First, the White House’s recently released open data policy requires agencies to maintain data in a mature modern way in how it collects, maintains and distributes its information and the logical extension of that is API.

“I’m not worried about any agency going, ‘Well, that was fun,’ and moving in a different direction because I believe agencies are really starting to see the long-term value is creating them,” said Brooks, who helped agencies create APIs as part of the Digital Government Strategy.

The second is a growing grassroots community of government employees and industry developers who collaborate both on a List-Serv and in a regular Meet-Up to discuss the world of APIs in the federal government and share lessons learned.

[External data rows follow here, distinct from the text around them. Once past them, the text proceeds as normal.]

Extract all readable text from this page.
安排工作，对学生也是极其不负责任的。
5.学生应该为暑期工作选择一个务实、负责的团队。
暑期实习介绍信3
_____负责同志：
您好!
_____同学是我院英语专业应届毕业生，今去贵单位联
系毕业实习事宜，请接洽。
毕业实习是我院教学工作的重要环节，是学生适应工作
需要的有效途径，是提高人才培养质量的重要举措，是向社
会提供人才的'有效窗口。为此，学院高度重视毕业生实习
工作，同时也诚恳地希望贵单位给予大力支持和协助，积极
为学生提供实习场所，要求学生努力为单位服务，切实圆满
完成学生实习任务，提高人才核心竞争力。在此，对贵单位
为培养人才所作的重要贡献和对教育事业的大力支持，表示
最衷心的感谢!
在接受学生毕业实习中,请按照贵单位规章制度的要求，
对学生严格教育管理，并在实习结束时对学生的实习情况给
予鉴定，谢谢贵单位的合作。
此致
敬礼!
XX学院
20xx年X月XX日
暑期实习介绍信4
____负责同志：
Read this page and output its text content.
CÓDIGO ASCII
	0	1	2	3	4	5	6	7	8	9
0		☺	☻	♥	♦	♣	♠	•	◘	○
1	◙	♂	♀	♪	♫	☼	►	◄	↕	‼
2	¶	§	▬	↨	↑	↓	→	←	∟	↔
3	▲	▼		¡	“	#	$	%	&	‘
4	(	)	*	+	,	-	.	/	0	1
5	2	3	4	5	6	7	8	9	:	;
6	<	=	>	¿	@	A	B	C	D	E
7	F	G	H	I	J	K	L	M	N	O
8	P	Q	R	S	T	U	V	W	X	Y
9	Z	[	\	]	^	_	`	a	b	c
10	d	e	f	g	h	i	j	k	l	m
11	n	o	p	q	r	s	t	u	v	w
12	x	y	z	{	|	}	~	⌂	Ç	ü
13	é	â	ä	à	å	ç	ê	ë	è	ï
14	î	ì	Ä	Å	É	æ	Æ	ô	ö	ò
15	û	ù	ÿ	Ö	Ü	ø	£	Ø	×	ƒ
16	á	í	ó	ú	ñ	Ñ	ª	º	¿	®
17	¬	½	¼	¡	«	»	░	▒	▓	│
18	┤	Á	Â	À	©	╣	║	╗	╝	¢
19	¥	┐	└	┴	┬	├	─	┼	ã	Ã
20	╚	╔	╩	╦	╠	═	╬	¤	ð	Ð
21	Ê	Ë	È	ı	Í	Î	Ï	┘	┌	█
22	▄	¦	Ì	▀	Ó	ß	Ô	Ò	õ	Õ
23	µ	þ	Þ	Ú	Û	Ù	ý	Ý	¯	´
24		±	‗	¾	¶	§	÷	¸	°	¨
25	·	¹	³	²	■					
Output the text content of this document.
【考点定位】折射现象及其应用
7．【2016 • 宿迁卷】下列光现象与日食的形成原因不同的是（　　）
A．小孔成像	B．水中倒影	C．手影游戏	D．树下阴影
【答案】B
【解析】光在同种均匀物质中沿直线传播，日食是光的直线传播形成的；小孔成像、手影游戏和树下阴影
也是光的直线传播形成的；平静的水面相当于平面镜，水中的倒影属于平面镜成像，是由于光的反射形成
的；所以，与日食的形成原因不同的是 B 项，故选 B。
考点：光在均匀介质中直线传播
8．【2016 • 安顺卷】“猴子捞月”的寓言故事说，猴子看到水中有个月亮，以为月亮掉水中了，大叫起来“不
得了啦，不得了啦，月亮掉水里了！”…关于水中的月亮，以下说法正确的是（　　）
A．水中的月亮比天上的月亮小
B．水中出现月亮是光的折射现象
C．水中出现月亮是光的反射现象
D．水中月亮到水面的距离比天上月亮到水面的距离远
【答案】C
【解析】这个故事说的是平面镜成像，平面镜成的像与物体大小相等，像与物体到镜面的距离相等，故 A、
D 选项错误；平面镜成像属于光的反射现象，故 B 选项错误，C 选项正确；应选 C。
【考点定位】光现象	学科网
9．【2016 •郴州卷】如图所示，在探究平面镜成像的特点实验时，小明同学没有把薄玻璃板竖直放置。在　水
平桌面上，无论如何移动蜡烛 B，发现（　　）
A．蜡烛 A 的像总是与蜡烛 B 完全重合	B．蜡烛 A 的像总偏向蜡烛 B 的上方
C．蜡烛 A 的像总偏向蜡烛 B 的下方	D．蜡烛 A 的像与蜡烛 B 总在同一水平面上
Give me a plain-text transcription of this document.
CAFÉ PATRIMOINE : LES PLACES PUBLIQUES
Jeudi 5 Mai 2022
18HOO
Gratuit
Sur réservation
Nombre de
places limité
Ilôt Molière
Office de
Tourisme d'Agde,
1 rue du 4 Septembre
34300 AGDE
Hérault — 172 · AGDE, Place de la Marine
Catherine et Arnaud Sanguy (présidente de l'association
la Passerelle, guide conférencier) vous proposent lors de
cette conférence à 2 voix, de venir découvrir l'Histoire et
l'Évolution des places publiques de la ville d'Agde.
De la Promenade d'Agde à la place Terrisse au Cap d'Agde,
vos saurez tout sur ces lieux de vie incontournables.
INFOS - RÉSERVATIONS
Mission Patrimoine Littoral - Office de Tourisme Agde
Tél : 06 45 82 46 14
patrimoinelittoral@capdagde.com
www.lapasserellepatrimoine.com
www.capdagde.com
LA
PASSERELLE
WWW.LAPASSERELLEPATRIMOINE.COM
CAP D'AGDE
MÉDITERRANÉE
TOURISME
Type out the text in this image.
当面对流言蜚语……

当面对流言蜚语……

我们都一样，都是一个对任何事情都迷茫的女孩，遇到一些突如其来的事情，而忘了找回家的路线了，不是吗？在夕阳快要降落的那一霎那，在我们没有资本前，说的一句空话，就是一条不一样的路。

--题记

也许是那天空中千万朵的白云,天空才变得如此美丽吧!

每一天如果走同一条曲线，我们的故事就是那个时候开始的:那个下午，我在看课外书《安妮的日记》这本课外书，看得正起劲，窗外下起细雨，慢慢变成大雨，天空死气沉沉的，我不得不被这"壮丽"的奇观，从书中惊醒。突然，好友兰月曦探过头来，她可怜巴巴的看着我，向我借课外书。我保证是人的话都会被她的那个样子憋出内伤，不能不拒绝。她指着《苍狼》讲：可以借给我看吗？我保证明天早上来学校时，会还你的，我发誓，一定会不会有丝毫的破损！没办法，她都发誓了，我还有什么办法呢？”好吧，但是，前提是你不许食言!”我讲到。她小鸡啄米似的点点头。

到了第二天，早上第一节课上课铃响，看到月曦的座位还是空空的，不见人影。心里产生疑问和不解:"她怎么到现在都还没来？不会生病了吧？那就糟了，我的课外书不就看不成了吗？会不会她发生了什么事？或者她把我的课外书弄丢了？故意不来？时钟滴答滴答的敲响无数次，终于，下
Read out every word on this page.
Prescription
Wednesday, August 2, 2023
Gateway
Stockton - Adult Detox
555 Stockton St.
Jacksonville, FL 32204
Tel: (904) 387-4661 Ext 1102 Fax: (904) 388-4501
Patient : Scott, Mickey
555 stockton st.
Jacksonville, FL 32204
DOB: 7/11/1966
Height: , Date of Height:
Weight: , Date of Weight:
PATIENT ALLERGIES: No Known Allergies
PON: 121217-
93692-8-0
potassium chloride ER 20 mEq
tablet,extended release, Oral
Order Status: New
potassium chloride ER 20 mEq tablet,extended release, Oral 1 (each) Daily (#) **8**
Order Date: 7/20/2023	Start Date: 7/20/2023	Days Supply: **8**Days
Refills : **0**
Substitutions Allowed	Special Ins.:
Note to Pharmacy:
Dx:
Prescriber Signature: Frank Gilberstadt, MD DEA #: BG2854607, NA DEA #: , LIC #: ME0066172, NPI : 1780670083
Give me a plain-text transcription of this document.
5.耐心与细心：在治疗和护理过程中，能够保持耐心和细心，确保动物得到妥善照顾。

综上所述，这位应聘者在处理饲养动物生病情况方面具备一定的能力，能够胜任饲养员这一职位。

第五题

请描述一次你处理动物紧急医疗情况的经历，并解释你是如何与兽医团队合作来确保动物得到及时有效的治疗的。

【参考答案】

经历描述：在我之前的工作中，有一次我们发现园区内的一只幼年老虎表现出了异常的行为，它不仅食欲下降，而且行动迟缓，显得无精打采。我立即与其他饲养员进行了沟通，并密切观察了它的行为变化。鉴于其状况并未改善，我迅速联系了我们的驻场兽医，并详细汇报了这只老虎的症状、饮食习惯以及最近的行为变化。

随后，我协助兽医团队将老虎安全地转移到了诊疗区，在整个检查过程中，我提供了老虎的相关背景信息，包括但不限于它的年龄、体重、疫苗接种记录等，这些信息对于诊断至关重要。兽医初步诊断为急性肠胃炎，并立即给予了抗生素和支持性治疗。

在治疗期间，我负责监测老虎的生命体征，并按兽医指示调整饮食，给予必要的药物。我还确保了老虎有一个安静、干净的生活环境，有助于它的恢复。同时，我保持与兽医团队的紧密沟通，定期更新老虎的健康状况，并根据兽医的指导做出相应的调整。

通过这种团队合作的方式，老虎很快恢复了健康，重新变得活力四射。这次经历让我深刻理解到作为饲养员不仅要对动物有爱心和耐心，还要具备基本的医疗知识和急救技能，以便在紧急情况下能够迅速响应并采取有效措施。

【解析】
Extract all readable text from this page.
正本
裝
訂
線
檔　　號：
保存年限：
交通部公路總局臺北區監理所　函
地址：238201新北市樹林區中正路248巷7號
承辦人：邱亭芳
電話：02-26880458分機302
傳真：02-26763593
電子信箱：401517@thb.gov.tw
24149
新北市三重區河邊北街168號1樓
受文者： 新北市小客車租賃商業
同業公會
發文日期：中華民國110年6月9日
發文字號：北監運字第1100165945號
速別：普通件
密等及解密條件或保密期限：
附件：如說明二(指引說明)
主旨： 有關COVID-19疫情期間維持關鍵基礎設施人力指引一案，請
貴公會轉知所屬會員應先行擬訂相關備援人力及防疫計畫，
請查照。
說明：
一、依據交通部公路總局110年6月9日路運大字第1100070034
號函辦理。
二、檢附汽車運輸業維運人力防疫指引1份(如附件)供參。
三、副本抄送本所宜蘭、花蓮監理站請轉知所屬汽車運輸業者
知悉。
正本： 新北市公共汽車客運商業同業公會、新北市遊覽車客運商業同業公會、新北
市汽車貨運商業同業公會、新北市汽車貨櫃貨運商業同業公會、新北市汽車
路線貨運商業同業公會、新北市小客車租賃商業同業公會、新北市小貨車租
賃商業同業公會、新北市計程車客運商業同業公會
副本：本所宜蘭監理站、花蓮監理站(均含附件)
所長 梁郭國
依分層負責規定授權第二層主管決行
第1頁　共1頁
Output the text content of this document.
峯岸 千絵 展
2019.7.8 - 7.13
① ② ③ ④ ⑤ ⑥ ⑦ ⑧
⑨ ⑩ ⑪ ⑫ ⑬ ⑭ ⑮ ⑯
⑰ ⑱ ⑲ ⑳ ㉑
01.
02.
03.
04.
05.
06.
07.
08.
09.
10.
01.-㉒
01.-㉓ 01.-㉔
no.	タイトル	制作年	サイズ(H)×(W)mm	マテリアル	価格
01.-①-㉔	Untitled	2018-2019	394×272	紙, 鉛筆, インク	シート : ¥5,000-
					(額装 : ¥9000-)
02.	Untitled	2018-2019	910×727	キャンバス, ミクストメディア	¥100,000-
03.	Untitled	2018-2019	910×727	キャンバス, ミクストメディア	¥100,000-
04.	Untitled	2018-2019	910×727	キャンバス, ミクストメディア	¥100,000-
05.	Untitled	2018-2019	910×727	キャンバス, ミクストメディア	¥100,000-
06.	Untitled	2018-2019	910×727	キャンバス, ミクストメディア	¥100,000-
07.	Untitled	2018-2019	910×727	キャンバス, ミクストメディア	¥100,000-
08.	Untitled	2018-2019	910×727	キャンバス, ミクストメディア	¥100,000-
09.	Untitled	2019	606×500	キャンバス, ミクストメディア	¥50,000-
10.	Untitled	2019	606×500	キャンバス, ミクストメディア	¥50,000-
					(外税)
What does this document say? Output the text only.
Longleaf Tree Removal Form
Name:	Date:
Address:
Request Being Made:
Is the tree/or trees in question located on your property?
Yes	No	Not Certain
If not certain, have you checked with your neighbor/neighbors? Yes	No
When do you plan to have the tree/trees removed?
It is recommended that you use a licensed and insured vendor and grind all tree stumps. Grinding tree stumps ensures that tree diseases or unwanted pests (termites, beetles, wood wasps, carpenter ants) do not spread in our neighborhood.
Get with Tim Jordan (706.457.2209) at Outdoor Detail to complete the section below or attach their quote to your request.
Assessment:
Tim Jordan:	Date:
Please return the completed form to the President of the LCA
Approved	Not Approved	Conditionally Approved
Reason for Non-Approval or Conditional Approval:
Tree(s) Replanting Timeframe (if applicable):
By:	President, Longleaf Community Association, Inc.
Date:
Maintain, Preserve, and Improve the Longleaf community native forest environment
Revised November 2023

The Meet-Up, in particular, convenes roughly once a month and is made up of about half government and half industry with app developers from the private sector sharing their insights with the government folks and vice versa. The upcoming Meet-Up will feature speakers from the Agriculture Department and the National Renewable Energy Laboratory.

That movement is part of the work Brooks and his team have done the past year. He said agencies came into the API mandate with a wide range of capability in the API space. Some departments had never tackled an API while others, including the departments of Labor and Health and Human Services, were seasoned professionals with dozens under their belt.


“I’ve enjoyed working with the agencies in the intermediate stages the most,” Brooks said. “They are past their first API and at the point where they are really starting to buy in. That to me has been the most exciting part of this process.”

Along with HHS and Labor, Brooks pointed to the Census Bureau as one of the leaders in the API space and the Defense Department as an innovator in education with its Advanced Distributed Learning APIs.

Brooks also highlighted an API the Housing and Urban Development Department is rolling out on its housing counselor data set.

Another thing Brooks has been tackling, as part of the Digital Government Strategy, is agency developer pages. Under the strategy, each agency had a year to create a web page specifically tailored for the developer community.

The goal, Brooks said, has been relatively simple: have agencies create a consistent hub with some core reliable components such as a directory of the agency’s APIs, a place to give developer feedback and any open source projects the agency has produced.


“The open data policy will now be the path forward for us,” Brooks said. “It’s been a process that in many ways is just getting started. We’ve been able to embed ourselves into the psyche and workflow of many of the agencies and they are beginning to see how APIs can help them.”